A prediction technique, to be applicable to a heterogeneous reservoir should provide a means for considering variation in volume as well as permeability. The presence of multiple rock types with different porosity-permeability relationships cause the common assumption of a uniform porosity to be impractical. Further, the number of projects being evaluated in the prospect of a unitized operation make it desirable that a convenient means be provided to evaluate the lateral as well as the vertical aspects of porosity and permeability development. A variation in the application of some familiar devices can provide the solution to both of these problems.
The premises necessary to the use of the procedure to be described are common to other methods with the following exceptions:1. It is not necessary to assume a uniform porosity distribution or uniform water saturation.2. It is assumed that in layers of equal permeability capacity, the advance of the flood front is inversely proportional to the mobile hydrocarbon volume of the layer.3. A changing mobility ratio during the fill-up period is assumed.
To evaluate the effect of stratification on vertical sweep efficiency, reservoir permeability data from core analysis are classified according to a system similar to that proposed by Law and demonstrated in Table 1. In addition to classifying the permeability data, the porosity of each sample is recorded. By listing both the porosity and permeability for each sample, it is possible to relate the porosity capacity and permeability capacity without the necessity of assuming that a uniform porosity exists or assuming a porosity-permeability relationship. If sufficient data are available to estimate the water saturation for each permeability range, it is possible to compute the hydrocarbon pore volume which can be substituted for the porosity capacity value, establishing a direct relationship between permeability and hydrocarbon volume. The data are summarized at the bottom of each column, with the cumulative permeability capacity and corresponding reservoir volume shown as a per cent of the total as indicated in Table 1. For convenience, values are added from the highest toward the lowest permeability range.
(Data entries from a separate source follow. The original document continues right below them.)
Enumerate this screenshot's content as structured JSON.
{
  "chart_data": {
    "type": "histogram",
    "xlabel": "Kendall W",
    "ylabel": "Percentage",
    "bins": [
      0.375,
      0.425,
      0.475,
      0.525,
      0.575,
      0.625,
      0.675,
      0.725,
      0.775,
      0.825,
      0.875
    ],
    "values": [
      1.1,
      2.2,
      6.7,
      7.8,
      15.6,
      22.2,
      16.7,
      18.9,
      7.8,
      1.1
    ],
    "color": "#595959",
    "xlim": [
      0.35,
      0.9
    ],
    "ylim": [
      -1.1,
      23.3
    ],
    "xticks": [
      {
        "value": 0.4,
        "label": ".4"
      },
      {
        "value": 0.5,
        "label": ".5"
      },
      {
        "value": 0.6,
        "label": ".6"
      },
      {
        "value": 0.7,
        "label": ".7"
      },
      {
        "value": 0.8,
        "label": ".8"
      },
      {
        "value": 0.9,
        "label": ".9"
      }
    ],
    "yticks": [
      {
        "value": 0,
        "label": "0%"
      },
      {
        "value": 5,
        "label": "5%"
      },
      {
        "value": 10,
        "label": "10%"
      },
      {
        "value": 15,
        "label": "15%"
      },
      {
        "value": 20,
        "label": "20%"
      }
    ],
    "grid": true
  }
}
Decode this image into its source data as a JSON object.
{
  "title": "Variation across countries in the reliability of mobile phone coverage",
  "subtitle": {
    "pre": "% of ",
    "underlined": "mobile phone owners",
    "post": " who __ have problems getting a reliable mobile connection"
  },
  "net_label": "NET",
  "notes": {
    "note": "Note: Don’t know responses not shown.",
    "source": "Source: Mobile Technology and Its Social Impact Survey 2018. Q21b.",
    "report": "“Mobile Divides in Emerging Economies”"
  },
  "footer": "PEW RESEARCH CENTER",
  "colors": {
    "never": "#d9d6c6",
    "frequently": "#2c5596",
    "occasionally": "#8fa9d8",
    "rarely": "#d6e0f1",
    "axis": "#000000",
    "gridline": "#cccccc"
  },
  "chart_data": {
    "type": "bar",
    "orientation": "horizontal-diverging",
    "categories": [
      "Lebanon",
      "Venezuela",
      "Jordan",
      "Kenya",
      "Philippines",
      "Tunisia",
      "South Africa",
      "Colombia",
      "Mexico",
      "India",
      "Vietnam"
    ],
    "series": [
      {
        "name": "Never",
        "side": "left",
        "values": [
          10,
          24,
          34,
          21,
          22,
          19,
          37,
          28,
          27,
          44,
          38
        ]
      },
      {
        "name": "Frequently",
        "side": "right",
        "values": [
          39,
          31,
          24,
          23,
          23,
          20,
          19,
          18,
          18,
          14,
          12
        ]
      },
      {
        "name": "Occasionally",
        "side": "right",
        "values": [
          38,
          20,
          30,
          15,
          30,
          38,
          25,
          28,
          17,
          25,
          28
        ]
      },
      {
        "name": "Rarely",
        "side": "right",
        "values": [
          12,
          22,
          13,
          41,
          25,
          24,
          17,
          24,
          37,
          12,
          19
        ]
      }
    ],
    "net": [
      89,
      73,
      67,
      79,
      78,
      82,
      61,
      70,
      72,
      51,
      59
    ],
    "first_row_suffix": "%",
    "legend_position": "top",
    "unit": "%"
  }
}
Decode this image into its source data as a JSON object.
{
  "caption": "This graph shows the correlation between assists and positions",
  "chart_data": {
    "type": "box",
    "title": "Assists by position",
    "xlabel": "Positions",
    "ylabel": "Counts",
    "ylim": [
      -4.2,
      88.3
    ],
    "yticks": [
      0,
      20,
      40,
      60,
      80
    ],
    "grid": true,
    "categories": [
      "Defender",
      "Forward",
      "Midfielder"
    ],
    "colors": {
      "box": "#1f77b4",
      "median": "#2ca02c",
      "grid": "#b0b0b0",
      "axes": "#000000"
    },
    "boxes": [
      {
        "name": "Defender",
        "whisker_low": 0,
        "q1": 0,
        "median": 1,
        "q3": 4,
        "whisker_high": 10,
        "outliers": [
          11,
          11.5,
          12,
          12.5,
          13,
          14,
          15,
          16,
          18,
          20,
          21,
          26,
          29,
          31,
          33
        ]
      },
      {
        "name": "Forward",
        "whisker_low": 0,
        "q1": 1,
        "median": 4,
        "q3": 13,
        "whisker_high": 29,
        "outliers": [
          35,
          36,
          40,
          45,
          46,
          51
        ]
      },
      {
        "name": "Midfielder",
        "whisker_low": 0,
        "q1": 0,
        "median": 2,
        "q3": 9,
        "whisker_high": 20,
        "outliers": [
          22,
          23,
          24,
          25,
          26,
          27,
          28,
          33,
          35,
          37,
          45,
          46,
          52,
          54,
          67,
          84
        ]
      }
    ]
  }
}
The example in Table 1 includes water saturation data and the cumulative hydrocarbon pore volume. A plot of the cumulative permeability capacity vs the logarithm of the corresponding cumulative porosity capacity for four wells is shown in Fig. 1. Data from several wells in a single project were plotted on this graph to illustrate that more than one system is implied in each instance by the changing slopes and that there is some disparity between the plots representing different wells. Variations in rock type are responsible for the multiple systems, a common occurrence in carbonate reservoirs. Areal variation in porosity and permeability development account for the disparity between the curves. It is often possible to combine the data from several wells as shown in Table 2 to provide a composite representation of the reservoir permeability distribution. It is important that the selection of data for a composite curve describes the vertical classification of the rock.